When multiple analytic functions share the same sorted subset during calculation, all the functions use the same operator instead of multiple independent operators. This reduces memory overhead and range checks.

As shown in the following example, the calculation of the two analytic functions row_number() and rank() can share the same sorted output, and only one sort operator is allocated.
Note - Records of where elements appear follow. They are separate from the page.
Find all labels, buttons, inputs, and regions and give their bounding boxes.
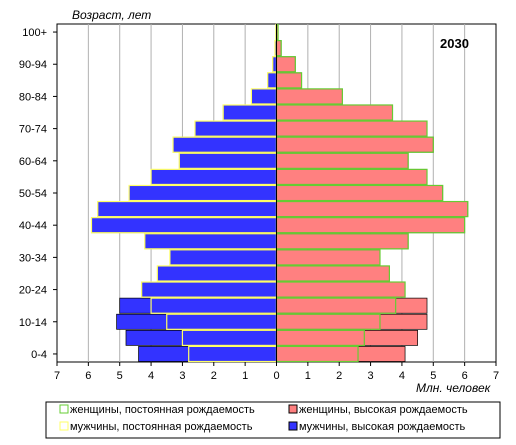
x-tick-label: 6 (462, 370, 468, 382)
bar-female-high (276, 249, 381, 266)
x-tick-label: 6 (85, 370, 91, 382)
y-tick-label: 60-64 (19, 156, 47, 168)
bar-female-high (276, 233, 409, 250)
x-tick-label: 4 (148, 370, 154, 382)
bar-male-high (125, 329, 277, 346)
x-tick-label: 7 (493, 370, 499, 382)
x-tick-label: 3 (368, 370, 374, 382)
bar-female-high (276, 265, 390, 282)
bar-female-high (276, 152, 409, 169)
legend-box (45, 401, 501, 439)
legend: женщины, постоянная рождаемость женщины, … (45, 401, 501, 439)
legend-swatch (288, 421, 298, 431)
y-axis-title: Возраст, лет (72, 8, 151, 22)
x-tick-label: 1 (305, 370, 311, 382)
bar-male-high (91, 217, 277, 234)
bar-female-high (276, 329, 418, 346)
y-tick-label: 40-44 (19, 220, 47, 232)
y-tick-label: 0-4 (31, 349, 47, 361)
bar-female-high (276, 136, 434, 153)
bar-female-high (276, 120, 428, 137)
bar-male-high (150, 169, 277, 185)
x-axis-title: Млн. человек (416, 381, 492, 395)
bar-male-high (119, 297, 277, 314)
bar-female-high (276, 346, 406, 362)
y-tick-label: 90-94 (19, 59, 47, 71)
bar-female-high (276, 217, 465, 234)
bar-female-high (276, 169, 428, 185)
year-label: 2030 (440, 36, 469, 51)
legend-swatch (59, 421, 69, 431)
bar-male-high (172, 136, 277, 153)
y-tick-label: 10-14 (19, 317, 47, 329)
bar-male-high (97, 201, 277, 217)
bar-male-high (194, 120, 277, 137)
x-tick-label: 5 (430, 370, 436, 382)
bar-female-high (276, 297, 428, 314)
y-tick-label: 50-54 (19, 188, 47, 200)
y-tick-label: 20-24 (19, 285, 47, 297)
bar-male-high (144, 233, 277, 250)
y-tick-label: 100+ (22, 27, 47, 39)
x-tick-label: 2 (211, 370, 217, 382)
bar-male-high (267, 72, 277, 89)
bar-male-high (169, 249, 277, 266)
bar-female-high (276, 88, 343, 105)
x-tick-label: 0 (273, 370, 279, 382)
legend-label: женщины, высокая рождаемость (299, 404, 468, 416)
bar-female-high (276, 40, 282, 57)
x-tick-label: 5 (117, 370, 123, 382)
bar-male-high (141, 281, 277, 298)
bar-female-high (276, 72, 302, 89)
bar-female-high (276, 185, 444, 201)
x-tick-label: 4 (399, 370, 405, 382)
x-tick-label: 7 (54, 370, 60, 382)
bar-male-high (251, 88, 277, 105)
x-tick-label: 1 (242, 370, 248, 382)
bar-male-high (222, 104, 277, 121)
legend-label: женщины, постоянная рождаемость (70, 404, 255, 416)
y-tick-label: 80-84 (19, 91, 47, 103)
legend-swatch (59, 404, 69, 414)
bar-male-high (156, 265, 277, 282)
bar-male-high (116, 313, 277, 330)
bar-female-high (276, 56, 296, 73)
x-tick-label: 2 (336, 370, 342, 382)
y-tick-label: 30-34 (19, 252, 47, 264)
y-tick-label: 70-74 (19, 124, 47, 136)
bar-female-high (276, 201, 469, 217)
x-tick-label: 3 (179, 370, 185, 382)
legend-label: мужчины, постоянная рождаемость (70, 421, 253, 433)
bar-male-high (178, 152, 277, 169)
bar-male-high (128, 185, 277, 201)
bar-female-high (276, 104, 393, 121)
legend-swatch (288, 404, 298, 414)
bar-female-high (276, 313, 428, 330)
bar-female-high (276, 281, 406, 298)
plot-area: 0-4 10-14 20-24 30-34 40-44 50-54 60-64 70-74 80… (19, 23, 499, 382)
bar-male-high (138, 346, 277, 362)
legend-label: мужчины, высокая рождаемость (299, 421, 466, 433)
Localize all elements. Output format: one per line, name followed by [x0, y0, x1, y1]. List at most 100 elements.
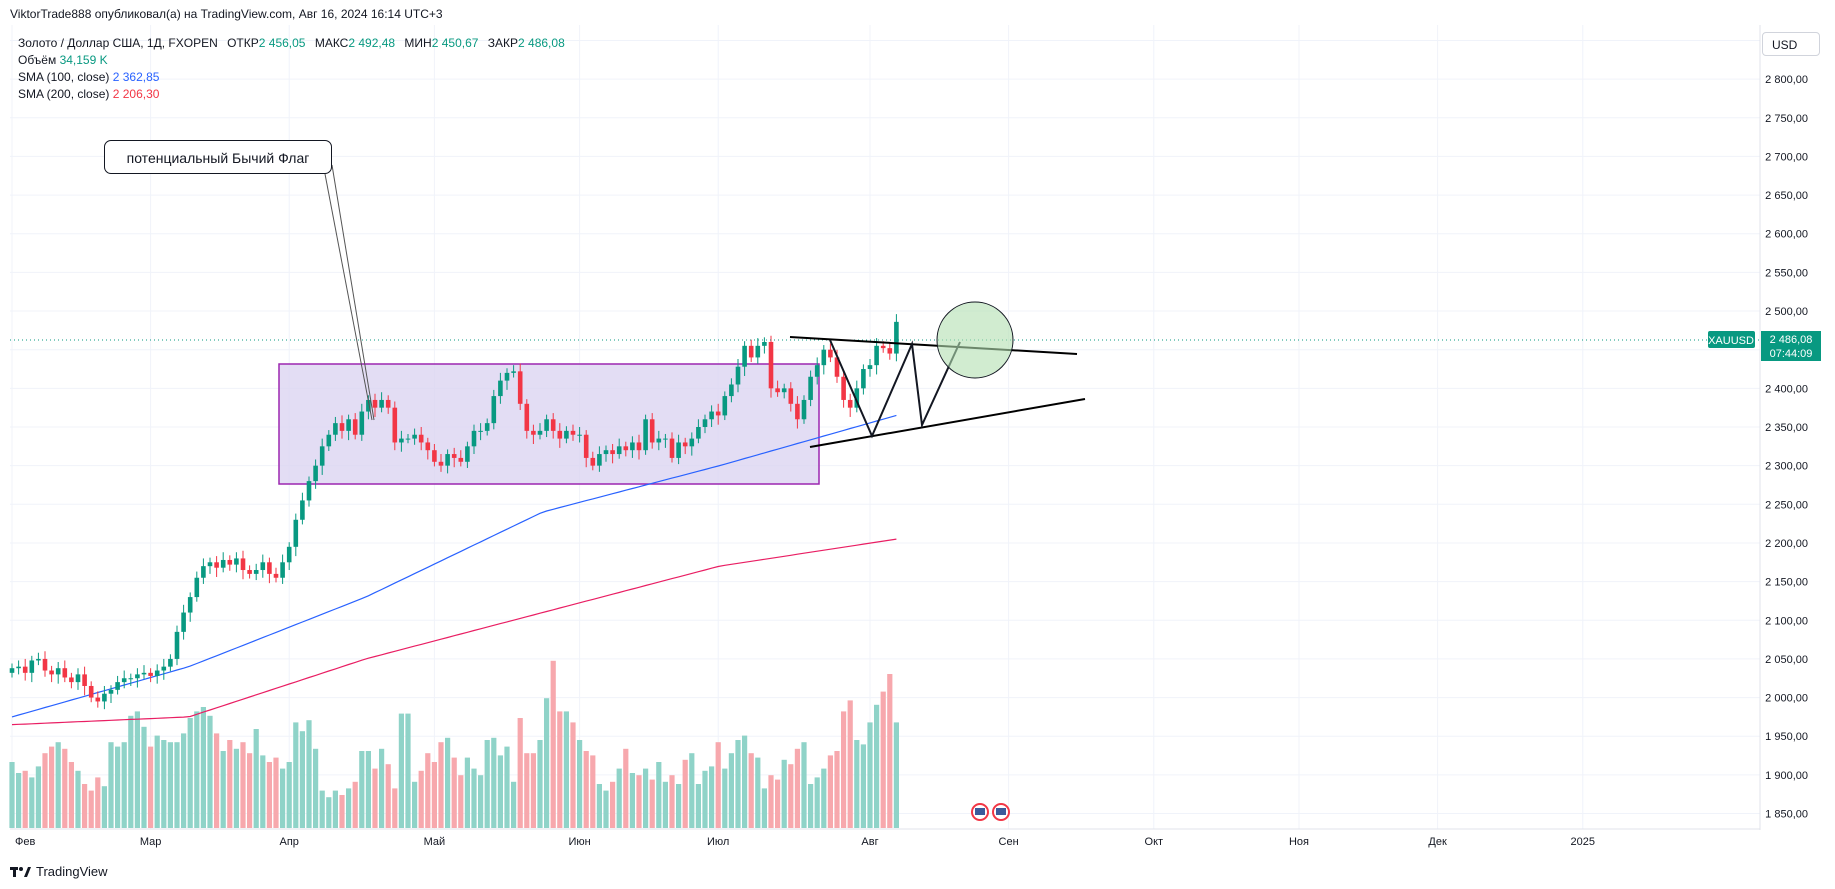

  1. mysql> explain select row_number() over (partition by table_id order by partition_id), rank() over (partition by table_id, partition_id order by svr_ip) from __all_root_table;
  2. | ====================================================
  3. |ID|OPERATOR |NAME |EST. ROWS|COST|
  4. ----------------------------------------------------
  5. |0 |WINDOW FUNCTION| |1000 |3017|
  6. |1 | SORT | |1000 |2826|
  7. |2 | TABLE SCAN |__all_root_table|1000 |499 |
  8. ====================================================
  9. Outputs & filters:
  10. -------------------------------------
  11. 0 - output([T_WIN_FUN_ROW_NUMBER()], [T_WIN_FUN_RANK()]), filter(nil),
  12. win_expr(T_WIN_FUN_RANK()), partition_by([__all_root_table.table_id], [__all_root_table.partition_id]), order_by([__all_root_table.svr_ip, ASC]), window_type(RANGE), uppe r(UNBOUNDED PRECEDING), lower(UNBOUNDED FOLLOWING)
  13. win_expr(T_WIN_FUN_ROW_NUMBER()), partition_by([__all_root_table.table_id]), order_by([__all_root_table.partition_id, ASC]), window_type(RANGE), upper(UNBOUNDED PRECEDING ), lower(UNBOUNDED FOLLOWING)
  14. 1 - output([__all_root_table.table_id], [__all_root_table.partition_id], [__all_root_table.svr_ip]), filter(nil), sort_keys([__all_root_table.table_id, ASC], [__all_root_tabl e.partition_id, ASC], [__all_root_table.svr_ip, ASC])
  15. 2 - output([__all_root_table.table_id], [__all_root_table.partition_id], [__all_root_table.svr_ip]), filter(nil),
  16. access([__all_root_table.table_id], [__all_root_table.partition_id], [__all_root_table.svr_ip]), partitions(p0)

Store data on disks

Analytic functions also support storing intermediate data on disks during execution, and the logic for storing data is the same as sort operators.